Sarah Palin and the five stages of grief

October 17, 2008

This little narrative said it all to me: succinct, hopeful, yet with a soupçon of pending doom. Eric Muller is a law prof who writes a really great blog on civil rights and research on racial classification in the US. It was his recent book, American Inquisition, that clarified to me that there were (was?) not one, the War Relocation Authority, but several separate agencies in charge of interning Japanese Americans during WW2. Anyway, remember the Elizabeth Kübler-Ross cycle of grief, from the ’70s? It is supposed to describe the steps you go through in dealing with a terminal illness, or a big change. I remember reading her big book as a kid, because we had that kind of thing laying around the house.

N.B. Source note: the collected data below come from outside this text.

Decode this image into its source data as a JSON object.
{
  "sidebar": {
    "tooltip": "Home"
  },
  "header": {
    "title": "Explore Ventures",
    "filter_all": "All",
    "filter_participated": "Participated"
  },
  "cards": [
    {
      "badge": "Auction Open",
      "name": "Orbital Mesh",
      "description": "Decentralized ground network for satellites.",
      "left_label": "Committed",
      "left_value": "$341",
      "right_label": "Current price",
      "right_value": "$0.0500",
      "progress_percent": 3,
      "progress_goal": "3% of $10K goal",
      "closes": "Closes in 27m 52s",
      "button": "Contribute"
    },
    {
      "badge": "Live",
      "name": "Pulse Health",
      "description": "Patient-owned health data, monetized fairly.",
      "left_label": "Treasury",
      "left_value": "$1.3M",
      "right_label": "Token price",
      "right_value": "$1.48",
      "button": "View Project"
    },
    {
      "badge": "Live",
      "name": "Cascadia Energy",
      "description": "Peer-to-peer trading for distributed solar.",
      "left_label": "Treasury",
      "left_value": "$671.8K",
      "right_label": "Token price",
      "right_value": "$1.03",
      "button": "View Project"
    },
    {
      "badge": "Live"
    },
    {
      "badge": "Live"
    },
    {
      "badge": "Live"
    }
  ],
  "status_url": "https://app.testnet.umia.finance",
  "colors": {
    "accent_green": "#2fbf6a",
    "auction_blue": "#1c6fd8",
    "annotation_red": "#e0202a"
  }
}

Also, because I have a fatal curiosity for “step”-psychology and anything involving a bubble test, preferably in the context of perfume and cosmetics (“if so, you are a floral, if not, a woodsy…”).

M

y Five Stages:

1. Astonishment.
2. Perverse joy.
3. Disbelief.
4. Anger.
5. Abject terror.

I’ll be stuck at stage 5 from now until Election Day.

Ditto. And I would add step 4.5, “utter mortification at that woman claiming the mantle of feminism.”

Here is the Wiki, with links to excerpts of the Kübler-Ross.


Screening of Passing Poston (cheap/free stuff about Japan)

June 13, 2008

I was asked by the film-makers to spread some news about this new doc, about the internment of Japanese Americans during the war (roughly from 1942-1945). Besides these dates, it’s also playing for free at the Japanese American National Museum (JANM) on June 28, with a panel afterwards with three of the film’s interviewees.

The trailer doesn’t actually refer to what makes this film different from other films about internees’ experience, or even a visit to JANM itself, which is a bit of a shame. But the LA Times did a nice piece following up the film, and cut to the chase of what is different about these internees (19,000 of the roughly 110,000 total people interned)–the transfer of farmers to an Indian reservation, in Poston Arizona, because of their special skills. The “Berkeley researcher” referred to here is an artist, Ruth Okimoto, one of the people who will be at the JANM screening.

What the Berkeley researcher would discover was that the U.S. government had deliberately selected Japanese Americans with farming experience from California Central Valley towns like Sacramento, Bakersfield and elsewhere, to help develop the reservation’s agricultural potential, Okimoto said. Researching documents in the National Archives, along with Colorado River Indian tribal archives and other sources, Okimoto discovered the then-named Office of Indian Affairs partnered with the War Relocation Authority to develop an internee labor plan.

I have spent a lot of time reading and talking about the internment and its processes in both the US and Canada, but I am still getting my head around this, as the precursor to the prison industrial complex, in its very intricate bureaucratic plans and use of confined labor, and the deliberate forced mobility of farmers from the Central Valley and other agro areas. My thoughts are hovering back and forth between “man, this is really screwed up,” and wow, I am really glad to be in LA to have a chance to see this, and hear what people have to say.

I’ve been wanting to get to the ImaginAsian theatre downtown for a while–partly to see films, and partly to see the building, and what kinds of spaces might be used for programming.